Again, it more clearly communicates what each component is supposed to be doing.

As an example, examine H1-1, OPT1 emitter, R1, and GND.
These are the only components that are connected. This is evident in my drawing.

Compare my circuit diagram with yours.
AAC Magnet Driver.jpg

AAC Magnet Driver - fablau.jpg
 

Thread Starter

fablau

Joined May 14, 2020
167
Wow, that's awesome MrChips, thank you for doing that. Much cleaner indeed, I'll make sure to do it that way the next time.

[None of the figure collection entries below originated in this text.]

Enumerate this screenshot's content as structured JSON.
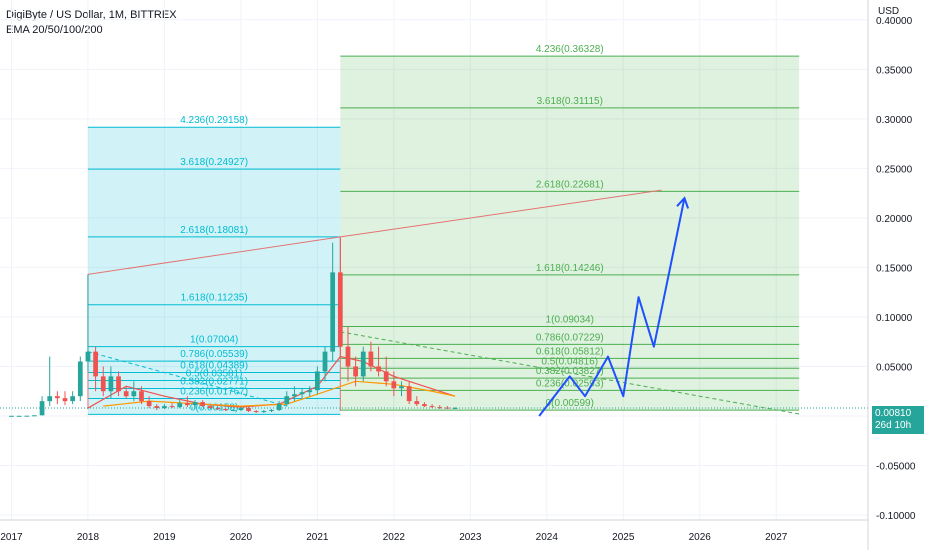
{
  "header": {
    "title": "DigiByte / US Dollar, 1M, BITTREX",
    "indicator": "EMA 20/50/100/200"
  },
  "axis": {
    "currency": "USD"
  },
  "price_badge": {
    "price": "0.00810",
    "countdown": "26d 10h"
  },
  "colors": {
    "bull": "#26a69a",
    "bear": "#ef5350",
    "fib_cyan": "#00bcd4",
    "fib_green": "#4caf50",
    "trend_line": "#e57373",
    "drawing_blue": "#1e50ff",
    "ema_orange": "#ff7043"
  },
  "chart_data": {
    "type": "candlestick",
    "title": "DigiByte / US Dollar, 1M, BITTREX",
    "ylabel": "USD",
    "ylim": [
      -0.105,
      0.42
    ],
    "xlim": [
      2016.85,
      2028.2
    ],
    "x_ticks": [
      "2017",
      "2018",
      "2019",
      "2020",
      "2021",
      "2022",
      "2023",
      "2024",
      "2025",
      "2026",
      "2027"
    ],
    "y_ticks": [
      "0.40000",
      "0.35000",
      "0.30000",
      "0.25000",
      "0.20000",
      "0.15000",
      "0.10000",
      "0.05000",
      "0.00000",
      "-0.05000",
      "-0.10000"
    ],
    "candles": [
      {
        "t": 2017.0,
        "o": 0.0002,
        "h": 0.0003,
        "l": 0.0001,
        "c": 0.0002
      },
      {
        "t": 2017.1,
        "o": 0.0002,
        "h": 0.0003,
        "l": 0.0001,
        "c": 0.0002
      },
      {
        "t": 2017.2,
        "o": 0.0002,
        "h": 0.0004,
        "l": 0.0001,
        "c": 0.0003
      },
      {
        "t": 2017.3,
        "o": 0.0003,
        "h": 0.0008,
        "l": 0.0002,
        "c": 0.0007
      },
      {
        "t": 2017.4,
        "o": 0.0007,
        "h": 0.02,
        "l": 0.0006,
        "c": 0.015
      },
      {
        "t": 2017.5,
        "o": 0.015,
        "h": 0.06,
        "l": 0.01,
        "c": 0.02
      },
      {
        "t": 2017.6,
        "o": 0.02,
        "h": 0.025,
        "l": 0.012,
        "c": 0.018
      },
      {
        "t": 2017.7,
        "o": 0.018,
        "h": 0.025,
        "l": 0.011,
        "c": 0.015
      },
      {
        "t": 2017.8,
        "o": 0.015,
        "h": 0.025,
        "l": 0.012,
        "c": 0.02
      },
      {
        "t": 2017.9,
        "o": 0.02,
        "h": 0.06,
        "l": 0.015,
        "c": 0.055
      },
      {
        "t": 2018.0,
        "o": 0.055,
        "h": 0.143,
        "l": 0.045,
        "c": 0.065
      },
      {
        "t": 2018.1,
        "o": 0.065,
        "h": 0.07,
        "l": 0.025,
        "c": 0.04
      },
      {
        "t": 2018.2,
        "o": 0.04,
        "h": 0.05,
        "l": 0.02,
        "c": 0.025
      },
      {
        "t": 2018.3,
        "o": 0.025,
        "h": 0.05,
        "l": 0.018,
        "c": 0.04
      },
      {
        "t": 2018.4,
        "o": 0.04,
        "h": 0.045,
        "l": 0.02,
        "c": 0.025
      },
      {
        "t": 2018.5,
        "o": 0.025,
        "h": 0.03,
        "l": 0.018,
        "c": 0.02
      },
      {
        "t": 2018.6,
        "o": 0.02,
        "h": 0.035,
        "l": 0.015,
        "c": 0.025
      },
      {
        "t": 2018.7,
        "o": 0.025,
        "h": 0.03,
        "l": 0.012,
        "c": 0.015
      },
      {
        "t": 2018.8,
        "o": 0.015,
        "h": 0.02,
        "l": 0.008,
        "c": 0.01
      },
      {
        "t": 2018.9,
        "o": 0.01,
        "h": 0.012,
        "l": 0.006,
        "c": 0.008
      },
      {
        "t": 2019.0,
        "o": 0.008,
        "h": 0.012,
        "l": 0.007,
        "c": 0.01
      },
      {
        "t": 2019.1,
        "o": 0.01,
        "h": 0.013,
        "l": 0.008,
        "c": 0.009
      },
      {
        "t": 2019.2,
        "o": 0.009,
        "h": 0.016,
        "l": 0.008,
        "c": 0.013
      },
      {
        "t": 2019.3,
        "o": 0.013,
        "h": 0.02,
        "l": 0.009,
        "c": 0.011
      },
      {
        "t": 2019.4,
        "o": 0.011,
        "h": 0.016,
        "l": 0.009,
        "c": 0.014
      },
      {
        "t": 2019.5,
        "o": 0.014,
        "h": 0.016,
        "l": 0.009,
        "c": 0.01
      },
      {
        "t": 2019.6,
        "o": 0.01,
        "h": 0.011,
        "l": 0.007,
        "c": 0.008
      },
      {
        "t": 2019.7,
        "o": 0.008,
        "h": 0.009,
        "l": 0.006,
        "c": 0.007
      },
      {
        "t": 2019.8,
        "o": 0.007,
        "h": 0.008,
        "l": 0.005,
        "c": 0.006
      },
      {
        "t": 2019.9,
        "o": 0.006,
        "h": 0.007,
        "l": 0.005,
        "c": 0.006
      },
      {
        "t": 2020.0,
        "o": 0.006,
        "h": 0.009,
        "l": 0.005,
        "c": 0.008
      },
      {
        "t": 2020.1,
        "o": 0.008,
        "h": 0.009,
        "l": 0.004,
        "c": 0.005
      },
      {
        "t": 2020.2,
        "o": 0.005,
        "h": 0.006,
        "l": 0.003,
        "c": 0.004
      },
      {
        "t": 2020.3,
        "o": 0.004,
        "h": 0.006,
        "l": 0.003,
        "c": 0.005
      },
      {
        "t": 2020.4,
        "o": 0.005,
        "h": 0.007,
        "l": 0.004,
        "c": 0.006
      },
      {
        "t": 2020.5,
        "o": 0.006,
        "h": 0.015,
        "l": 0.005,
        "c": 0.012
      },
      {
        "t": 2020.6,
        "o": 0.012,
        "h": 0.025,
        "l": 0.01,
        "c": 0.02
      },
      {
        "t": 2020.7,
        "o": 0.02,
        "h": 0.03,
        "l": 0.015,
        "c": 0.022
      },
      {
        "t": 2020.8,
        "o": 0.022,
        "h": 0.028,
        "l": 0.018,
        "c": 0.024
      },
      {
        "t": 2020.9,
        "o": 0.024,
        "h": 0.03,
        "l": 0.02,
        "c": 0.026
      },
      {
        "t": 2021.0,
        "o": 0.026,
        "h": 0.05,
        "l": 0.022,
        "c": 0.045
      },
      {
        "t": 2021.1,
        "o": 0.045,
        "h": 0.07,
        "l": 0.035,
        "c": 0.065
      },
      {
        "t": 2021.2,
        "o": 0.065,
        "h": 0.175,
        "l": 0.055,
        "c": 0.145
      },
      {
        "t": 2021.3,
        "o": 0.145,
        "h": 0.18,
        "l": 0.06,
        "c": 0.07
      },
      {
        "t": 2021.4,
        "o": 0.07,
        "h": 0.09,
        "l": 0.035,
        "c": 0.05
      },
      {
        "t": 2021.5,
        "o": 0.05,
        "h": 0.06,
        "l": 0.03,
        "c": 0.04
      },
      {
        "t": 2021.6,
        "o": 0.04,
        "h": 0.07,
        "l": 0.035,
        "c": 0.065
      },
      {
        "t": 2021.7,
        "o": 0.065,
        "h": 0.075,
        "l": 0.045,
        "c": 0.05
      },
      {
        "t": 2021.8,
        "o": 0.05,
        "h": 0.07,
        "l": 0.04,
        "c": 0.045
      },
      {
        "t": 2021.9,
        "o": 0.045,
        "h": 0.06,
        "l": 0.03,
        "c": 0.035
      },
      {
        "t": 2022.0,
        "o": 0.035,
        "h": 0.045,
        "l": 0.02,
        "c": 0.028
      },
      {
        "t": 2022.1,
        "o": 0.028,
        "h": 0.035,
        "l": 0.02,
        "c": 0.03
      },
      {
        "t": 2022.2,
        "o": 0.03,
        "h": 0.035,
        "l": 0.012,
        "c": 0.015
      },
      {
        "t": 2022.3,
        "o": 0.015,
        "h": 0.02,
        "l": 0.01,
        "c": 0.012
      },
      {
        "t": 2022.4,
        "o": 0.012,
        "h": 0.014,
        "l": 0.009,
        "c": 0.01
      },
      {
        "t": 2022.5,
        "o": 0.01,
        "h": 0.012,
        "l": 0.008,
        "c": 0.009
      },
      {
        "t": 2022.6,
        "o": 0.009,
        "h": 0.011,
        "l": 0.007,
        "c": 0.0085
      },
      {
        "t": 2022.7,
        "o": 0.0085,
        "h": 0.01,
        "l": 0.007,
        "c": 0.008
      },
      {
        "t": 2022.8,
        "o": 0.008,
        "h": 0.009,
        "l": 0.007,
        "c": 0.0081
      }
    ],
    "ema": [
      {
        "name": "EMA 20",
        "color": "#ef5350",
        "points": [
          [
            2018.0,
            0.008
          ],
          [
            2018.5,
            0.03
          ],
          [
            2019.0,
            0.02
          ],
          [
            2019.5,
            0.012
          ],
          [
            2020.0,
            0.009
          ],
          [
            2020.5,
            0.012
          ],
          [
            2021.0,
            0.03
          ],
          [
            2021.3,
            0.06
          ],
          [
            2021.6,
            0.055
          ],
          [
            2022.0,
            0.04
          ],
          [
            2022.4,
            0.03
          ],
          [
            2022.8,
            0.02
          ]
        ]
      },
      {
        "name": "EMA 50",
        "color": "#ff9800",
        "points": [
          [
            2018.2,
            0.01
          ],
          [
            2018.8,
            0.015
          ],
          [
            2019.5,
            0.012
          ],
          [
            2020.0,
            0.01
          ],
          [
            2020.6,
            0.012
          ],
          [
            2021.0,
            0.022
          ],
          [
            2021.5,
            0.035
          ],
          [
            2022.0,
            0.032
          ],
          [
            2022.5,
            0.025
          ],
          [
            2022.8,
            0.02
          ]
        ]
      }
    ],
    "fib_extension_1": {
      "color": "#00bcd4",
      "x_range": [
        2018.0,
        2021.3
      ],
      "levels": [
        {
          "label": "0(0.00158)",
          "value": 0.00158
        },
        {
          "label": "0.236(0.01767)",
          "value": 0.01767
        },
        {
          "label": "0.382(0.02771)",
          "value": 0.02771
        },
        {
          "label": "0.5(0.03581)",
          "value": 0.03581
        },
        {
          "label": "0.618(0.04389)",
          "value": 0.04389
        },
        {
          "label": "0.786(0.05539)",
          "value": 0.05539
        },
        {
          "label": "1(0.07004)",
          "value": 0.07004
        },
        {
          "label": "1.618(0.11235)",
          "value": 0.11235
        },
        {
          "label": "2.618(0.18081)",
          "value": 0.18081
        },
        {
          "label": "3.618(0.24927)",
          "value": 0.24927
        },
        {
          "label": "4.236(0.29158)",
          "value": 0.29158
        }
      ]
    },
    "fib_extension_2": {
      "color": "#4caf50",
      "x_range": [
        2021.3,
        2027.3
      ],
      "levels": [
        {
          "label": "0(0.00599)",
          "value": 0.00599
        },
        {
          "label": "0.236(0.02593)",
          "value": 0.02593
        },
        {
          "label": "0.382(0.03827)",
          "value": 0.03827
        },
        {
          "label": "0.5(0.04816)",
          "value": 0.04816
        },
        {
          "label": "0.618(0.05812)",
          "value": 0.05812
        },
        {
          "label": "0.786(0.07229)",
          "value": 0.07229
        },
        {
          "label": "1(0.09034)",
          "value": 0.09034
        },
        {
          "label": "1.618(0.14246)",
          "value": 0.14246
        },
        {
          "label": "2.618(0.22681)",
          "value": 0.22681
        },
        {
          "label": "3.618(0.31115)",
          "value": 0.31115
        },
        {
          "label": "4.236(0.36328)",
          "value": 0.36328
        }
      ]
    },
    "trend_lines": [
      {
        "color": "#e57373",
        "style": "solid",
        "points": [
          [
            2018.0,
            0.143
          ],
          [
            2021.3,
            0.18081
          ],
          [
            2025.5,
            0.228
          ]
        ]
      },
      {
        "color": "#e57373",
        "style": "solid",
        "points": [
          [
            2018.0,
            0.143
          ],
          [
            2018.0,
            0.007
          ]
        ]
      },
      {
        "color": "#e57373",
        "style": "solid",
        "points": [
          [
            2021.3,
            0.18081
          ],
          [
            2021.3,
            0.005
          ]
        ]
      },
      {
        "color": "#00bcd4",
        "style": "dashed",
        "points": [
          [
            2018.0,
            0.065
          ],
          [
            2020.6,
            0.01
          ]
        ]
      },
      {
        "color": "#4caf50",
        "style": "dashed",
        "points": [
          [
            2021.3,
            0.085
          ],
          [
            2027.3,
            0.002
          ]
        ]
      }
    ],
    "projection": {
      "color": "#1e50ff",
      "points": [
        [
          2023.9,
          0.0
        ],
        [
          2024.3,
          0.04
        ],
        [
          2024.5,
          0.02
        ],
        [
          2024.8,
          0.06
        ],
        [
          2025.0,
          0.02
        ],
        [
          2025.2,
          0.12
        ],
        [
          2025.4,
          0.07
        ],
        [
          2025.8,
          0.22
        ]
      ]
    }
  }
}
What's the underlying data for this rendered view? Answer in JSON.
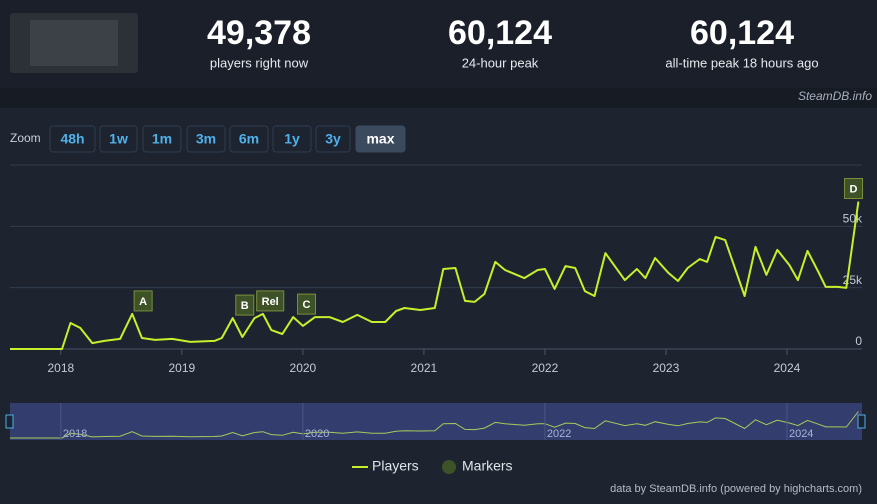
{
  "header": {
    "players_now": "49,378",
    "players_now_label": "players right now",
    "peak_24h": "60,124",
    "peak_24h_label": "24-hour peak",
    "peak_all_time": "60,124",
    "peak_all_time_label": "all-time peak 18 hours ago",
    "source": "SteamDB.info"
  },
  "zoom": {
    "label": "Zoom",
    "buttons": [
      "48h",
      "1w",
      "1m",
      "3m",
      "6m",
      "1y",
      "3y",
      "max"
    ],
    "selected": 7
  },
  "chart_data": {
    "type": "line",
    "x": [
      2017.58,
      2018.01,
      2018.08,
      2018.16,
      2018.26,
      2018.36,
      2018.49,
      2018.59,
      2018.67,
      2018.78,
      2018.92,
      2019.07,
      2019.27,
      2019.33,
      2019.42,
      2019.5,
      2019.6,
      2019.67,
      2019.74,
      2019.83,
      2019.92,
      2020.0,
      2020.1,
      2020.22,
      2020.33,
      2020.45,
      2020.57,
      2020.68,
      2020.77,
      2020.84,
      2020.97,
      2021.09,
      2021.16,
      2021.26,
      2021.34,
      2021.42,
      2021.5,
      2021.59,
      2021.67,
      2021.83,
      2021.94,
      2022.0,
      2022.08,
      2022.17,
      2022.25,
      2022.33,
      2022.41,
      2022.5,
      2022.66,
      2022.76,
      2022.83,
      2022.91,
      2023.02,
      2023.1,
      2023.18,
      2023.28,
      2023.34,
      2023.41,
      2023.49,
      2023.65,
      2023.74,
      2023.83,
      2023.92,
      2024.02,
      2024.09,
      2024.17,
      2024.26,
      2024.32,
      2024.42,
      2024.49,
      2024.59
    ],
    "series": [
      {
        "name": "Players",
        "color": "#c6f02a",
        "values": [
          0,
          0,
          10600,
          8600,
          2400,
          3300,
          4100,
          14300,
          4500,
          3700,
          4100,
          2900,
          3300,
          4500,
          12600,
          4900,
          12600,
          14300,
          7700,
          6100,
          13000,
          9400,
          13000,
          13000,
          11000,
          13900,
          11000,
          11000,
          15500,
          16700,
          15900,
          16700,
          32600,
          33000,
          19600,
          19200,
          22400,
          35500,
          32200,
          28900,
          32200,
          32600,
          24500,
          33800,
          33000,
          23600,
          21600,
          39100,
          28100,
          32600,
          28900,
          37100,
          31000,
          27700,
          33000,
          36700,
          35500,
          45700,
          44400,
          21600,
          41600,
          30200,
          40400,
          34200,
          28100,
          40000,
          31400,
          25300,
          25300,
          24900,
          60124
        ]
      }
    ],
    "markers_name": "Markers",
    "marker_color": "#3e5228",
    "markers": [
      {
        "label": "A",
        "x": 2018.68
      },
      {
        "label": "B",
        "x": 2019.52
      },
      {
        "label": "Rel",
        "x": 2019.73
      },
      {
        "label": "C",
        "x": 2020.03
      },
      {
        "label": "D",
        "x": 2024.55
      }
    ],
    "xlim": [
      2017.58,
      2024.62
    ],
    "xticks": [
      2018,
      2019,
      2020,
      2021,
      2022,
      2023,
      2024
    ],
    "ylim": [
      0,
      75000
    ],
    "yticks": [
      0,
      {
        "value": 25000,
        "label": "25k"
      },
      {
        "value": 50000,
        "label": "50k"
      }
    ],
    "grid": true,
    "navigator_ticks": [
      2018,
      2020,
      2022,
      2024
    ],
    "credit": "data by SteamDB.info (powered by highcharts.com)"
  }
}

Any advice on protecting the MOSFETs?

Thank you again very much.
 

Martin_R

Joined Aug 28, 2019
132
Thank you Mr Chips for drawing the circuit in a logical manner! Much appreciated. I'm confused by HS3-1. Is it negative or positive or switching between the two? The problem I'm having is seeing how the PEMOS transistor switches properly, as surely it's source needs to be connected to the +32 volt supply. I can see R3 pulls the gate to +32 and turns the transistor off, and OPT1 provides the voltage from D4 to turn it on, but surely only if the source id connected to +32v.What have I overlooked?
The NEMOS transistor circuit I can see clearly ( now that the circuit has been redrawn properly), though I think R4 value is too high to turn the transistor off quickly, same comment to R3.
 

Martin_R

Joined Aug 28, 2019
132
I wonder how many of (for example) the NEMOSFET transistors could be switched on at the same time by the controller? With several pull down resistors now in parallel the 12v zener voltage collapses and the transistors fail to switch on properly. Same logic applies to the PEMOS transistors. Easy to see now there's a neat and logical drawing.
 

Thread Starter

fablau

Joined May 14, 2020
167
If it is a spike from the coil that is causing it, you can put across the coil: a cap/resistor in series, a MOV, or a TVS.

Have a look into "relay coil suppression for AC circuits"
Thank you for your reply. Yes, I was thinking to use a MOV clamping drain-source for each MOSFET.